In the device twin editor, add desired.on boolean key. Set it to true or false, and observe how the device reacts by switching the LED on/off:

This example demonstrates remote device control via a device twin, and could be applied to a broad range of use cases.

Bulk OTA updates via the Azure device configuration service

Register couple more devices on the Azure IoT, the same way the first one was registered:

mos azure-iot-setup --azure-hub-name YOUR_AZURE_HUB_NAME

For each device, edit the Device Twin by adding the following snippet:

"tags": {
  "city": "dublin"
},

Make some change in the firmware code. Replace the code in fs/init.js with print('hello new version'); and rebuild the firmware:

mos build --platform YOUR_PLATFORM
mos console

This will generate a new firmware build/fw.zip. Upload this file to some web server under your control.

In Azure IoT, create a new device configuration:

Give this configuration a name. On step 2, specify twin settings you'd like to apply: "Device Twin Path" set to properties.desired, and "Content" to

{
  "ota": {
    "url": "URL_OF_THE_REBUILT_fw.zip"
  }
}

Skip Step 3, and on Step 4 specify "Target Condition": tags.city='dublin'. Submit configuration.

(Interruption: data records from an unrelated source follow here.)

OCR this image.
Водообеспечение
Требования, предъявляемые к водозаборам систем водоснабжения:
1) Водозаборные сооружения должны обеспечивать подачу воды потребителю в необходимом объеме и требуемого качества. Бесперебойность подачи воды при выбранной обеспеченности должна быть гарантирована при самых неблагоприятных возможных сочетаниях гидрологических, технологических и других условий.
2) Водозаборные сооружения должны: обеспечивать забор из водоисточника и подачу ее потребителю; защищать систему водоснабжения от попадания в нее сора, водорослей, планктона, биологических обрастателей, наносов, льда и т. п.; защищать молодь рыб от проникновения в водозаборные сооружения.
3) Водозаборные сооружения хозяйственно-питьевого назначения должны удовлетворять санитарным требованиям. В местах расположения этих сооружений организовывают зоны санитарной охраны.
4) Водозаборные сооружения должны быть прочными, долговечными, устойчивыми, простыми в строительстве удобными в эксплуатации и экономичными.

Open the device twin of any device, make sure that the desired.properties.ota.url attribute has been applied. The firmware we've built uses the ota-shadow library which observes that attribute in the twin, and starts an OTA update if it is changes.

The OTA parameters are reported by the firmware in the properties.reported.ota, where you can see various metrics:

  "reported": {
    "ota": {
      "fw_version": "1.0",
      "fw_id": "20180716-150324/lsm@23146fe+",
      "mac": "5ECF7F060046",
      "device_id": "esp8266_060046",
      "app": "demo-js",
      "message": "progress",
      "status": 1,
      "is_committed": true,
      "commit_timeout": 600,
      "partition": 0,
      "progress_percent": 27,
      ...
  },

Note the progress_percent value. If you refresh the twin editor, it'll change to indicate OTA progress. When the update is over, the value of ota.fw_id changes to indicate the new timestamp of the firmware. Observe console statement, note the hello new version message.